Songs on Bronze

An interesting review from the Dallas Morning News. It’s not often a book on Greek mythology gets such high-profile coverage. I’ve ordered the book and will report back once I’ve read it!

‘Songs on Bronze’ brings life to legends

Author’s fresh take on Greek tales brings forth their enduring power
07:25 PM CDT on Saturday, July 2, 2005

By DAVID WALTON / Special Contributor to The Dallas Morning News

Songs on Bronze, Nigel Spivey’s plain retelling of the classics of Greek literature, is exactly what its subtitle promises: the Greek myths made real. There is no single book or collection of Greek mythology as there is the Koran and the Judeo-Christian Bible.

The Greek tales have been told and retold in countless works of Western literature over the centuries. But these are stories many people don’t know nowadays, and the first thing that ought to be said about Dr. Spivey’s book is that it is an excellent choice for readers who want to brush up on classical mythology. These “Songs on Bronze,” forged by the god Hephaistos onto the shield of Achilles, are the foundation stones for Western literature, language, codes of war and daily conduct in ways that have become largely invisible in modern life.

Dr. Spivey, a professor of classics at Cambridge University, has effectively compressed the stories of the Greek gods and goddesses, Herakles, Jason and his Argonauts, the war against Troy, Odysseus’ travels, and the tragedies of Oedipus and the House of Atreus, into contemporary language and storytelling style. From creation, through the age of heroes, to the final tragic resolution of the gods’ relations with men, these stories unfold realistically and dramatically as the world’s first, most enduring novel.

In his preface, Dr. Spivey says that he set out to write these stories for his young children, “with due regard to their delicate sensibilities.”

However, he says, his children grew more quickly than he wrote, so he “accepted” the violence and sensuality of the myths. In doing so, he has conveyed something of the grasping, fearsome world from which they came.

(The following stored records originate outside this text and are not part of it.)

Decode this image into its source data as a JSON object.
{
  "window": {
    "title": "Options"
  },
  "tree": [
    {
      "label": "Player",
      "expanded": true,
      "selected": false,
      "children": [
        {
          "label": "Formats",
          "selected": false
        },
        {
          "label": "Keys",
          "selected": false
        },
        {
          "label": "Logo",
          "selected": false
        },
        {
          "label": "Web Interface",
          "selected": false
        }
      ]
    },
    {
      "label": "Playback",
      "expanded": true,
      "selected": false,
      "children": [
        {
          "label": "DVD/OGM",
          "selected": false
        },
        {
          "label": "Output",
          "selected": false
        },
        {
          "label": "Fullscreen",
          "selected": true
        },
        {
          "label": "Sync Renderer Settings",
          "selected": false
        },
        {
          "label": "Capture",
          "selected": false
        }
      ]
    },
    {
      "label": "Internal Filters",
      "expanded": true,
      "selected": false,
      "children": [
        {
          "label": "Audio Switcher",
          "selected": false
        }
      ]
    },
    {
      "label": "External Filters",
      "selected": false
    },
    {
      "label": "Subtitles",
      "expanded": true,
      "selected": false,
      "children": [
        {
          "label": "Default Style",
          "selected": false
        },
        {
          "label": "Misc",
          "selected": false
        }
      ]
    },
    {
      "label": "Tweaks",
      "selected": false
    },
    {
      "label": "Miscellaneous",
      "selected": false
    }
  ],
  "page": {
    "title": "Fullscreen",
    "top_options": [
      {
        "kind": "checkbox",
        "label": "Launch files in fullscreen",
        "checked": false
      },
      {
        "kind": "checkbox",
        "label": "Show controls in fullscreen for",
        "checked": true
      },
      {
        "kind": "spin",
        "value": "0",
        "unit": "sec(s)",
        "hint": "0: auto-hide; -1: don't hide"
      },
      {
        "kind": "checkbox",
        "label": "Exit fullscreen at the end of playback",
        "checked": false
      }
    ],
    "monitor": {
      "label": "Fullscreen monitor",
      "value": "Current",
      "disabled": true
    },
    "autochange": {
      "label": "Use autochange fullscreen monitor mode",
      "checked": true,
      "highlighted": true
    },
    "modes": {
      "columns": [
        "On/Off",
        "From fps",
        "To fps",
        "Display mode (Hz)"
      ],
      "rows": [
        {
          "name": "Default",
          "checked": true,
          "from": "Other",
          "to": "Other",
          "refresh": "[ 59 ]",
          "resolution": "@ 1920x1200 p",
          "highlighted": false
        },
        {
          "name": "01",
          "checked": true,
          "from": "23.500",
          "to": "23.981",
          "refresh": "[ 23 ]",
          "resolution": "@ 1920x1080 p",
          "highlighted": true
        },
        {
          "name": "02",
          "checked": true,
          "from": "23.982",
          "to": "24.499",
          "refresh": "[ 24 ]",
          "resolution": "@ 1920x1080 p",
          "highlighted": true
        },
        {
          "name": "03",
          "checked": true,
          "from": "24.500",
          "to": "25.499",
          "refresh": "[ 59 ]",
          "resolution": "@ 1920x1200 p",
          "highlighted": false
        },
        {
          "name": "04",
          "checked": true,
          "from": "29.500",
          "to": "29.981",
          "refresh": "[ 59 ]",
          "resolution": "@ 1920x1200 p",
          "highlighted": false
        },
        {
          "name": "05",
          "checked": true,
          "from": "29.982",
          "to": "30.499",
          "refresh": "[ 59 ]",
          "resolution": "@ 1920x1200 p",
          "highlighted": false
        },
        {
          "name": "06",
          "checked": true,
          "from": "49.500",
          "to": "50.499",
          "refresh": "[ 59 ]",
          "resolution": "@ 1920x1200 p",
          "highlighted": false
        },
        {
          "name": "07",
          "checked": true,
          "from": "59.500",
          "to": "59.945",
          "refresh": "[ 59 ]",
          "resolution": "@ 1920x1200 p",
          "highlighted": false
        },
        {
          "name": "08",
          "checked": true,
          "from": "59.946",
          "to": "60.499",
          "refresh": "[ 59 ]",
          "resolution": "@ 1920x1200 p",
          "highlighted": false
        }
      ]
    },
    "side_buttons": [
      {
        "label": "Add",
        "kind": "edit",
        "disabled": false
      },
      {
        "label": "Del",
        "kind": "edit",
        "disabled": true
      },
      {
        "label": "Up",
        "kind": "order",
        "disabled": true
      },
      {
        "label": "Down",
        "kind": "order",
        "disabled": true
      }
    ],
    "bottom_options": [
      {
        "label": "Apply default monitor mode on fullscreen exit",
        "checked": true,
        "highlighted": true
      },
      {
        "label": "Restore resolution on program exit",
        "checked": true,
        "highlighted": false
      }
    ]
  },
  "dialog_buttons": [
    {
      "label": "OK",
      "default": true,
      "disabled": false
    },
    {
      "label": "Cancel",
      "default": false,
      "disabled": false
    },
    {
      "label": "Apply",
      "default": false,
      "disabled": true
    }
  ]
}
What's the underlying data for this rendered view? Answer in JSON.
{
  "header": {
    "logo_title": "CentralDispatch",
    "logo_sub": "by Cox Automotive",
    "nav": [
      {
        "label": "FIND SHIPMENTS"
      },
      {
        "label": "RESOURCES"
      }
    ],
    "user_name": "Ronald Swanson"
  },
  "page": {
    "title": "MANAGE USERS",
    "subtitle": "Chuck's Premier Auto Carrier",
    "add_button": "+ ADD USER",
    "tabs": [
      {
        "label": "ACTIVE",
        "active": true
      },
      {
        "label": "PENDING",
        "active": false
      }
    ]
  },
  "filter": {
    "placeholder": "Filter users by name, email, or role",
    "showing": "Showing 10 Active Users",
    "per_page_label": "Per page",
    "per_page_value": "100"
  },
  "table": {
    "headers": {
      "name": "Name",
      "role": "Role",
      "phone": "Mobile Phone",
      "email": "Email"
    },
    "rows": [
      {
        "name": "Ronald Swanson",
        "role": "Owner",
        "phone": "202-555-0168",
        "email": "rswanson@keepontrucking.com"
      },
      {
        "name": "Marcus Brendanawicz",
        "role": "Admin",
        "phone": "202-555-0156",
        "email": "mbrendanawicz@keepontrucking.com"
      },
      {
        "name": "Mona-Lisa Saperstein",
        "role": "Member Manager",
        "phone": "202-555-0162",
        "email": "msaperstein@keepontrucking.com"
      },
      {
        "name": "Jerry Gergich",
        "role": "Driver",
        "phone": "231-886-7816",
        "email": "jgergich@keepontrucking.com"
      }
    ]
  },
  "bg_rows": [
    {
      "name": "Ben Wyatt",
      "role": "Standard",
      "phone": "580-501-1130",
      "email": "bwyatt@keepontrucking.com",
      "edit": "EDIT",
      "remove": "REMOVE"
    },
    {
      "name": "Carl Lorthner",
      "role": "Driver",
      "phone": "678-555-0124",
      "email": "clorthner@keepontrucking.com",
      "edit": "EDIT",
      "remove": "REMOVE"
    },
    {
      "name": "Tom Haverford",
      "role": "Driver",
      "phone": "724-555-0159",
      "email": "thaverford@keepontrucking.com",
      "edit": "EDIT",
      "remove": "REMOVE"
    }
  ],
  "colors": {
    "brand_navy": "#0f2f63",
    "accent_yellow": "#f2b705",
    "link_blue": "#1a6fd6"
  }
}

Dr. Spivey’s style is simple, engaging, contemporary. His description of Jason sowing a field with dragon’s teeth sounds very much like a paragraph out of Stephen King:
“It was someone in the crowd who spotted the first sprout – a shiny crested thing, soon recognizable as a helmet. Similar pointy objects began to proliferate all over the sown field. Then heads appeared – angry, bristling heads, twisting this way and that, as if impatient to begin a fight.”

Retellings are an old form of literature, and many have achieved honorable standing: Chaucer, Charles and Mary Lamb, Bullfinch. Dr. Spivey doesn’t impose his personal stamp on these stories or unite them with any overarching theme or vision. His style is positively Chekhovian in its directness, economy and transparency of authorship.

The power is in the stories themselves, underscored by periodic reminders that these stories, these names and deeds, will sound down through posterity. Engaging and gracefully written, often surprising and fresh when retold in a contemporary realistic style, these stories express a vision of a world strangely alien from, and at the same time strangely close, to our own.

Author and reviewer David Walton lives and teaches in Pittsburgh.